Appels à la prudence
Le commissaire européen à l’Action pour le climat, Frans Timmermans, semble quant à lui se ranger du côté de l’Espagne. « Si les énergies renouvelables deviennent de moins en moins chères mais les combustibles fossiles restent très chers, les consommateurs paieraient alors, dans [la configuration actuelle du marché], très cher pour l’électricité, alors que l’électricité devient moins chère », a-t-il expliqué à EURACTIV lors d’un récent entretien.
« Cela doit se traduire dans l’organisation [du marché], afin qu’elle reflète le marché tel qu’il se développe et non le marché tel qu’il était », a-t-il ajouté lors de l’entretien.
La Commission européenne veut également s’assurer que les avantages de l’organisation actuelle du marché ne soient pas compromis par la réforme.
« Si nous avions fait ce que certains ont demandé au cours des, disons, six derniers mois de l’année passée et que nous avions simplement opté pour une solution rapide, alors nous aurions pu provoquer une avalanche de conséquences qui auraient été pires que la situation actuelle », a déclaré M. Timmermans à EURACTIV.
« Il a fallu 30 ans pour organiser ce marché.

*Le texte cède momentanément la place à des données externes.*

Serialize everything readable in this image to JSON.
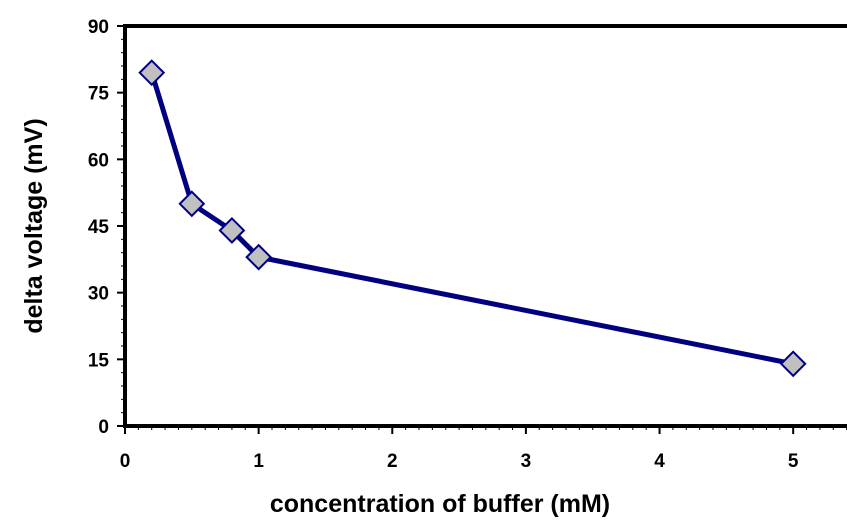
{
  "chart_data": {
    "type": "line",
    "title": "",
    "xlabel": "concentration of buffer (mM)",
    "ylabel": "delta voltage (mV)",
    "xlim": [
      0,
      5.5
    ],
    "ylim": [
      0,
      90
    ],
    "x_ticks": [
      "0",
      "1",
      "2",
      "3",
      "4",
      "5"
    ],
    "y_ticks": [
      "0",
      "15",
      "30",
      "45",
      "60",
      "75",
      "90"
    ],
    "grid": false,
    "legend": "none",
    "series": [
      {
        "x": [
          0.2,
          0.5,
          0.8,
          1.0,
          5.0
        ],
        "y": [
          79.5,
          50,
          44,
          38,
          14
        ],
        "line_color": "#000080",
        "marker": "diamond",
        "marker_fill": "#c0c0c0",
        "marker_stroke": "#000080"
      }
    ]
  }
}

Faisons en sorte de ne pas jeter le bébé avec l’eau du bain », a-t-il mis en garde.
M. Guibourgé-Czetwertyński a également confié à EURACTIV que l’UE devait être « prudente » et s’assurer que les changements ne suppriment pas les avantages pour les investisseurs.

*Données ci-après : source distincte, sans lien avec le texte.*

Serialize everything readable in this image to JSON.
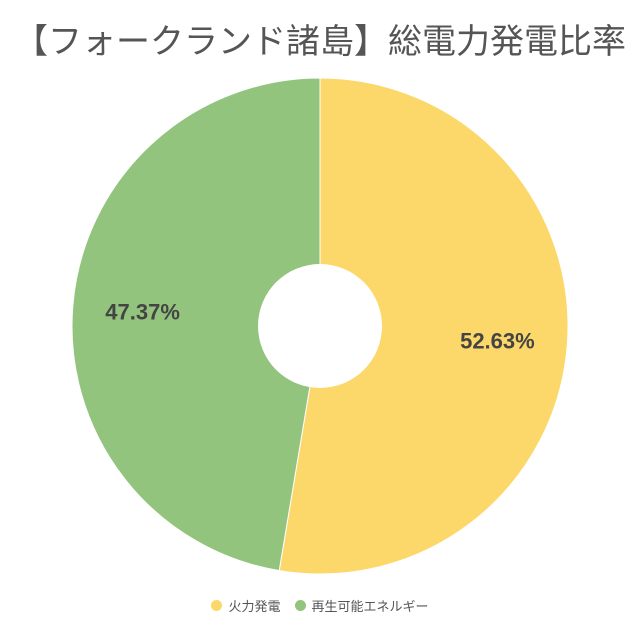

La France veut passer à la vitesse supérieure
Contrairement aux mesures d’urgence qui ont été adoptées à la hâte l’année dernière, la réforme du marché de l’électricité prendra plus de temps car elle nécessite des délibérations beaucoup plus longues entre les États membres et le Parlement européen.
« Si notre proposition est convaincante, cela peut aller relativement vite. Mais la réalité est que les États membres ne sont pas tous dans la même situation en ce qui concerne leurs marchés de l’électricité », a déclaré M. Timmermans. « Nous devons nous assurer de trouver une solution qui reflète les intérêts de tous les États membres », a-t-il ajouté.

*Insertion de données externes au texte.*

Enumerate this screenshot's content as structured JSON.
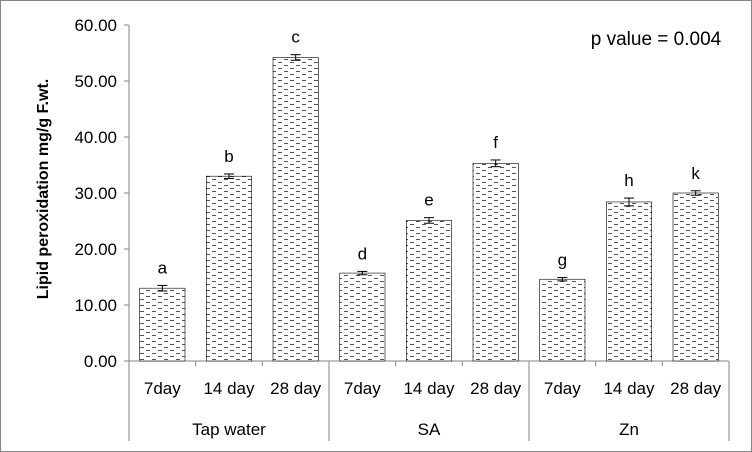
{
  "chart_data": {
    "type": "bar",
    "ylabel": "Lipid peroxidation mg/g F.wt.",
    "ylim": [
      0,
      60
    ],
    "yticks": [
      "0.00",
      "10.00",
      "20.00",
      "30.00",
      "40.00",
      "50.00",
      "60.00"
    ],
    "groups": [
      {
        "name": "Tap water",
        "categories": [
          "7day",
          "14 day",
          "28 day"
        ]
      },
      {
        "name": "SA",
        "categories": [
          "7day",
          "14 day",
          "28 day"
        ]
      },
      {
        "name": "Zn",
        "categories": [
          "7day",
          "14 day",
          "28 day"
        ]
      }
    ],
    "bars": [
      {
        "group": "Tap water",
        "category": "7day",
        "value": 13.0,
        "error": 0.5,
        "letter": "a"
      },
      {
        "group": "Tap water",
        "category": "14 day",
        "value": 33.0,
        "error": 0.4,
        "letter": "b"
      },
      {
        "group": "Tap water",
        "category": "28 day",
        "value": 54.2,
        "error": 0.5,
        "letter": "c"
      },
      {
        "group": "SA",
        "category": "7day",
        "value": 15.7,
        "error": 0.3,
        "letter": "d"
      },
      {
        "group": "SA",
        "category": "14 day",
        "value": 25.1,
        "error": 0.5,
        "letter": "e"
      },
      {
        "group": "SA",
        "category": "28 day",
        "value": 35.3,
        "error": 0.6,
        "letter": "f"
      },
      {
        "group": "Zn",
        "category": "7day",
        "value": 14.6,
        "error": 0.3,
        "letter": "g"
      },
      {
        "group": "Zn",
        "category": "14 day",
        "value": 28.4,
        "error": 0.7,
        "letter": "h"
      },
      {
        "group": "Zn",
        "category": "28 day",
        "value": 30.0,
        "error": 0.4,
        "letter": "k"
      }
    ],
    "annotation": "p value = 0.004",
    "grid": false,
    "legend": "none",
    "bar_fill": "dotted-dash pattern on white",
    "colors": {
      "bar_border": "#000000",
      "pattern": "#000000",
      "axis": "#868686"
    }
  }
}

La France, quant à elle, fait pression pour avancer aussi vite que possible. Le ministre français de l’Économie, Bruno Le Maire, souhaite que certaines parties de la réforme soient adoptées dans les six prochains mois, rapporte Les Échos.
Mme Ribera a répondu qu’elle n’était « pas sûre que ce soit réaliste, mais ce serait fantastique ».
Un tel revirement nécessiterait qu’une proposition soit déposée le plus rapidement possible et que les négociations entre la Commission européenne, le Parlement européen et les États membres soient accélérées, estime, de son côté, l’eurodéputé français Pascal Canfin.